September 15, 2019

POS Tagging: A review of BIS POS tagset and ILCI-II Malayalam Text Corpus

This was originally written by Santhosh Thottingal and published at Thottingal.in.

The Bureau of Indian Standards(BIS) had published a Part of Speech(POS) tagset for Indian languages. POS is the process of assigning a part of speech marker to each word in a given text. In this article, I am reviewing the tag set defined in it. While developing mlmorph project I had explored a candidate POS tagging schema for Malayalam. I did not  choose BIS tagset for the reasons I am going to explian in this article.  Along with the tagset, we will also analyse the ILCI-II Malayalam text corpus published by TDIL using the BIS POS tagset. I will start with some of the concepts and how that applies to different languages.

POS Tagging

Identifying the part of speech, or the grammatical category of the  word is one of the fundamental requirement for higher level analysis of  text. In a sentence “She lives at Palakkad”, identifying ‘she’ as a  pronoun, ‘lives’ as verb with a specific tense, Palakkad as a Proper  noun, specifically as a place name is crucial to understand the  semantics of the text. There are rule based and statistical approaches  for identifying these categories. We will not discuss those methods in  this article, but once that identification is done, the result is the  text with each word annotated with a tag. For example, here is a POS  tagged sentence in English:

There/EX are/VBP 70/CD children/NNS there/RB

Here, EX, VBP, CD, NNS, RB are POS tags. Specifically, these are tags defined in PENN treebank POS tags. It has 45-tags, used to label many corpora in English.

Penn treebank POS tagset

There are alternate tagsets such as Brown tagset, which defines 87  tags for English. The members of the tagset is defined based on language  characteristics and how detailed analysis is required. For example, In  Penn tagset IN is used for both subordinating conjunction like if, when, unless, after and prepositions like in, on, after. A different tagset may define separate tags for them, so that it would be possible to differentiate them.

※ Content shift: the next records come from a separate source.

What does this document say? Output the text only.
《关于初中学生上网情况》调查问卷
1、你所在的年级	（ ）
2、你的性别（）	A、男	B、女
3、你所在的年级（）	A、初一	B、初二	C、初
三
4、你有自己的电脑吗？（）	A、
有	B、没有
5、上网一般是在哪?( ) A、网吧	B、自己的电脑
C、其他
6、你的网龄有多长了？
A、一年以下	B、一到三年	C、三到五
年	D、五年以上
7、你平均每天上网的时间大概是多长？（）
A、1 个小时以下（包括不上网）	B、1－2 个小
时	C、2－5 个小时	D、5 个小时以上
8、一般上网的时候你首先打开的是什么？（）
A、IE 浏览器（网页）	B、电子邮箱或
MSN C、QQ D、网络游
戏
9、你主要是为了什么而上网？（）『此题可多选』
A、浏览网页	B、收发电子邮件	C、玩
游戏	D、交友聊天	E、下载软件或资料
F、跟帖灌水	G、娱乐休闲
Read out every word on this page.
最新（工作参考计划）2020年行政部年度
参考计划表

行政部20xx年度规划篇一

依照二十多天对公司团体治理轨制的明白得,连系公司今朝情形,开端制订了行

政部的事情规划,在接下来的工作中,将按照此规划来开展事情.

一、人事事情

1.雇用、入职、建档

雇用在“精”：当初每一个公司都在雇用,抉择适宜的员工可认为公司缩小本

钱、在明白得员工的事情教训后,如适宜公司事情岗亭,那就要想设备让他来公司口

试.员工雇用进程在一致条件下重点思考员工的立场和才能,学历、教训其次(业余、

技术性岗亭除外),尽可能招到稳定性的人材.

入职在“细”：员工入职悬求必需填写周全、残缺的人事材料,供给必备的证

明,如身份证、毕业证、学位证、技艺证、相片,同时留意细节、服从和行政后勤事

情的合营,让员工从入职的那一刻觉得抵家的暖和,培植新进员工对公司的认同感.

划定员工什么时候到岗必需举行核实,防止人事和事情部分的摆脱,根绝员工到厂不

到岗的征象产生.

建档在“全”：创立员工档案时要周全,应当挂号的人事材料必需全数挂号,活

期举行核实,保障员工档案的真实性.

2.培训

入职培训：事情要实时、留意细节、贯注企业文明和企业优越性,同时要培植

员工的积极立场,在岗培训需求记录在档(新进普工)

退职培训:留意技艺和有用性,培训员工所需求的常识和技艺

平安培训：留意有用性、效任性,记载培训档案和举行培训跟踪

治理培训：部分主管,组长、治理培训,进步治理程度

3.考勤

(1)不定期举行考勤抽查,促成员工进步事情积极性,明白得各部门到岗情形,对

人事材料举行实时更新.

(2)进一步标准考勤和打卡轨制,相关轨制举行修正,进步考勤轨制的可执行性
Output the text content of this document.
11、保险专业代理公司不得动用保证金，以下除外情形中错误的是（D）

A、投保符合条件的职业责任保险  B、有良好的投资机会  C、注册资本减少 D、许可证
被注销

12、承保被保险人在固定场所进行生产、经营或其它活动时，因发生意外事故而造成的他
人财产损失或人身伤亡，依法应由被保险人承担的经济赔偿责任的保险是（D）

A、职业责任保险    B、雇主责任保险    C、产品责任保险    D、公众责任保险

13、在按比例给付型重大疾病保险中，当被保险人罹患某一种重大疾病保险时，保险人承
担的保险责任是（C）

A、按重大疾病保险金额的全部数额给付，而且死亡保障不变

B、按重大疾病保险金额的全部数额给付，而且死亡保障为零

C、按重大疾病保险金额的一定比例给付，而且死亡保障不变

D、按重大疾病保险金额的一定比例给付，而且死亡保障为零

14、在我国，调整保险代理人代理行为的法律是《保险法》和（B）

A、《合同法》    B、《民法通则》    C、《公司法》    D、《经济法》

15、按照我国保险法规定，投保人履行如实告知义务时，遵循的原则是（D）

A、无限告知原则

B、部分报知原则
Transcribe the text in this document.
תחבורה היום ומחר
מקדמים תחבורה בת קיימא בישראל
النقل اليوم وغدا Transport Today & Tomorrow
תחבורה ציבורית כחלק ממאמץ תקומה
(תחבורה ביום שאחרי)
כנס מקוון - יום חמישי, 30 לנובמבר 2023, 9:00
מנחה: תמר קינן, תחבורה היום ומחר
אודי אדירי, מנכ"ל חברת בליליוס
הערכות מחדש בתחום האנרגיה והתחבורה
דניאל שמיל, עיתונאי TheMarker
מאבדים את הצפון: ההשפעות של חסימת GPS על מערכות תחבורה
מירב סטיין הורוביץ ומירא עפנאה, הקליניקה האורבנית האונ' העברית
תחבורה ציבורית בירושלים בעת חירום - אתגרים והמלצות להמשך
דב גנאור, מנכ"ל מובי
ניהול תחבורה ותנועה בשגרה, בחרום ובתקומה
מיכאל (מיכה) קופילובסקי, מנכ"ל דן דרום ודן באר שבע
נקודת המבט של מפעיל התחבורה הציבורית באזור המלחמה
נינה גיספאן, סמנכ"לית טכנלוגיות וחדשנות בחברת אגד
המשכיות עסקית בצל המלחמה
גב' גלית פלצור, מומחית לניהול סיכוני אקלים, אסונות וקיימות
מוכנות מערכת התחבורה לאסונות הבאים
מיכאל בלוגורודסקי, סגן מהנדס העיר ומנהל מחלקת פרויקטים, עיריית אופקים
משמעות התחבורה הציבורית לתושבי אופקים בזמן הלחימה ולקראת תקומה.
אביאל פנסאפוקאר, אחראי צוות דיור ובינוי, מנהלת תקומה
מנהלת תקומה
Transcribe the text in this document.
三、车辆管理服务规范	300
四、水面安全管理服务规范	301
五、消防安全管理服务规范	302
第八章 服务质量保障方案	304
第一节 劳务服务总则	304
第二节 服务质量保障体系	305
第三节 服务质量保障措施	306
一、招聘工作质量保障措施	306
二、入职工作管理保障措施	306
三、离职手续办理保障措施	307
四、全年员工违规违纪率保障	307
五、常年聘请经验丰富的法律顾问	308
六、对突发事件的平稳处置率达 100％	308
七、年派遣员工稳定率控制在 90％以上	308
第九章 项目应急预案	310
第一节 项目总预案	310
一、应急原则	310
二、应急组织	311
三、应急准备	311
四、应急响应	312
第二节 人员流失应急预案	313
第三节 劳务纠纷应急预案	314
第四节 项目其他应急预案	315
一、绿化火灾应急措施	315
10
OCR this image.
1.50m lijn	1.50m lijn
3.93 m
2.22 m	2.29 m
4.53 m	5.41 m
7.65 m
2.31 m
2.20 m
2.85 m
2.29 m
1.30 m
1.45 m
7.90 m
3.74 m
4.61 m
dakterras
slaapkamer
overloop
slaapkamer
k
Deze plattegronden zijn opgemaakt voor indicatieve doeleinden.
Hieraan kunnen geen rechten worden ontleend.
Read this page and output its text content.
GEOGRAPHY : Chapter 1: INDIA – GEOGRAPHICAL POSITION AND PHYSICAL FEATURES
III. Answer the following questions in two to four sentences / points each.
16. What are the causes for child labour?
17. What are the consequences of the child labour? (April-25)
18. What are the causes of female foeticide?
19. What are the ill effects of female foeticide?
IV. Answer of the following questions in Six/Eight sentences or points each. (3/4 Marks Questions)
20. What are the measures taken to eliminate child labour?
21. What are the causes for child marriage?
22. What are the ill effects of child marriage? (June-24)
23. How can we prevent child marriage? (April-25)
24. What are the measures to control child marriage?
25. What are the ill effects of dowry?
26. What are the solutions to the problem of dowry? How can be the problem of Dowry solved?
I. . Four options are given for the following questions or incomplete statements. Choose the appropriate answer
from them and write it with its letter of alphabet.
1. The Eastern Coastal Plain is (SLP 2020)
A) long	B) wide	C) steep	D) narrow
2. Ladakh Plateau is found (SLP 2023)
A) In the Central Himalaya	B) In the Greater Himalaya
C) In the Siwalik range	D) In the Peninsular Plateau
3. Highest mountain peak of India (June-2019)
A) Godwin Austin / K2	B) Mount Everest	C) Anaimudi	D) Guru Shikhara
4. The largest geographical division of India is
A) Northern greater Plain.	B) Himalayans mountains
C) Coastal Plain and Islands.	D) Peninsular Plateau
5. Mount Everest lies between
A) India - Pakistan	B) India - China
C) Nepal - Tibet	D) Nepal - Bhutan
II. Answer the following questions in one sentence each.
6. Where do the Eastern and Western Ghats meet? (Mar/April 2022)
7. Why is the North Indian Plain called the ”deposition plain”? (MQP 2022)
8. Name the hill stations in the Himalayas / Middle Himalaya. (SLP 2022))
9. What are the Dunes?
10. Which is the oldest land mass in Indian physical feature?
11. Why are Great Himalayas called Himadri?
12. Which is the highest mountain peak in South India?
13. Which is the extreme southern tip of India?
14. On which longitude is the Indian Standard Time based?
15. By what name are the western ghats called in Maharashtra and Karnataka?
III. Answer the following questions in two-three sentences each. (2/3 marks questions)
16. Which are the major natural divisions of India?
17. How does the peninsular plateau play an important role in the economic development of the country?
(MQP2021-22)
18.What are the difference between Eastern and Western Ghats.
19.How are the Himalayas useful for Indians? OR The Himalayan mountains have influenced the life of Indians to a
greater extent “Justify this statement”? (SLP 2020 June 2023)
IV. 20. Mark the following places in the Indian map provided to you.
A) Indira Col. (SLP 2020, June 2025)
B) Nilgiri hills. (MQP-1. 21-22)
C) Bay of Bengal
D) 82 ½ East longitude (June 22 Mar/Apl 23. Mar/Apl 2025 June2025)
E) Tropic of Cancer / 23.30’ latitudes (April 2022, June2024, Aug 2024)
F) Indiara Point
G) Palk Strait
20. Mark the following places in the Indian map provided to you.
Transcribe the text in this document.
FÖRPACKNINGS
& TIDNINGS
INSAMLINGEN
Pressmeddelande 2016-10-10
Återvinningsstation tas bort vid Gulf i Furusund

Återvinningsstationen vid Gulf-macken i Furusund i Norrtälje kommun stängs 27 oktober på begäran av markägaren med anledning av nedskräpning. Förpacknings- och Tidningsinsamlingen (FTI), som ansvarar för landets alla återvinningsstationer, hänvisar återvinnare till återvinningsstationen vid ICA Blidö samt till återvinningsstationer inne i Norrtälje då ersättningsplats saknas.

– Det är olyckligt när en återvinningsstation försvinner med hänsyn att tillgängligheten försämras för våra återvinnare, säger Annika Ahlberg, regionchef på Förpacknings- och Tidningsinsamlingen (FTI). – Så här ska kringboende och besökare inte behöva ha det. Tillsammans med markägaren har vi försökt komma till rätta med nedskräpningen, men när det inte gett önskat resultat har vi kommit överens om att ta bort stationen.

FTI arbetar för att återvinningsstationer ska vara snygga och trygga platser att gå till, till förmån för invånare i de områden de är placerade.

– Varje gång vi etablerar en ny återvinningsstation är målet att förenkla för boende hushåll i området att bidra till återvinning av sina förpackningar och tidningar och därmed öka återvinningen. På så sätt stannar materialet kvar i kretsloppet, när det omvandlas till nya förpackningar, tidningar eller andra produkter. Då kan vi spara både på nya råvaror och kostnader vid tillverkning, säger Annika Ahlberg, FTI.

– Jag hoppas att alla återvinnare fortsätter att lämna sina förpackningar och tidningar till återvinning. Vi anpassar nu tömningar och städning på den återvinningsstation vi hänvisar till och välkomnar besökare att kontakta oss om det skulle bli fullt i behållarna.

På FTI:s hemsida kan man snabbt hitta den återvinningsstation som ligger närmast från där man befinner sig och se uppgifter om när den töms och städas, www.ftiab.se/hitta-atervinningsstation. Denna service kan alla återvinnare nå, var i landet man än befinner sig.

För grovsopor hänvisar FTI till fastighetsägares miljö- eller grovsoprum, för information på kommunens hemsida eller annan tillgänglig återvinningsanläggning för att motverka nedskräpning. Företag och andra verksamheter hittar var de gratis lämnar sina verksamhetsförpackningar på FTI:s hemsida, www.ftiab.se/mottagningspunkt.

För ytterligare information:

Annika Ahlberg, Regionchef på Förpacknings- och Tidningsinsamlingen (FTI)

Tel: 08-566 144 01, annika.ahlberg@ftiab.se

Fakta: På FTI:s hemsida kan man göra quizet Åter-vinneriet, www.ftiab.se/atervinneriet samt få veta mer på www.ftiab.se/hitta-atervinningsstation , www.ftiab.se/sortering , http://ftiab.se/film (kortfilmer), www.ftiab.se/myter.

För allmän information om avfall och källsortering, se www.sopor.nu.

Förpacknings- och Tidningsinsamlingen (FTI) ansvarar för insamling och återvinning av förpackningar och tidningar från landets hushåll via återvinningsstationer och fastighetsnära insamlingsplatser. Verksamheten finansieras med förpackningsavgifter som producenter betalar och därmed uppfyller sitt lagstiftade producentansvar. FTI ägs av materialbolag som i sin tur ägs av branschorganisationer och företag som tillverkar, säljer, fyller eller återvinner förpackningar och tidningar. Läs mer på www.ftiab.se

POS tagging for morphologically rich languages

Languages with rich morphology require a more complex tagging scheme  and methods. Malayalam is one such language, so is many of the dravidian  languages, Turkish, Hungarian, Finnish, Czech and many others. A rich  morphology language has more information in a word compared to languages  like English. If the word is agglutinated and inflected, it has  multiple words and inflection information. Since POS tagging is the  basis for higher level information processing, extracting as much  information as possible from the word is important.

To understand the productive word formation in a morphologically rich  language, compared to English, a corpora analysis can be used. A  250,000 word token corpus of Hungarian has more than twice as many word  types as a similarly sized corpus of English (Oravecz and Dienes, 2002).  A 10 million word corpus of Turkish has 4 times unique words compared  to similarly sized English corpus(Hakkani-T ̈ur et al., 2002). A 10  million word corpus of Malayalam has 14 times unique words compared to  similarly sized English corpus, as calcualted from SMC Corpus. LanguageCorpus sizeUnique words English10 million97,734 Turkish10 million4,17,775 Malayalam10 million14,27,392

In English, lot of information about the syntactic function of a word  is represented by word order or neighborimg function words. For example  in the phrase at Palakkad the word at  and its word order in the sentence gives the place name Palakkad its locative inflection. If we consider the same word in Malayalam, പാലക്കാട്ടിൽ, the word പാലക്കാട് is inflected(locative) and contains the whole information. Identifying  പാലക്കാട്ടിൽ just as Proper noun is not sufficient. The nominal  inflection, that is is locative here, should also be identified.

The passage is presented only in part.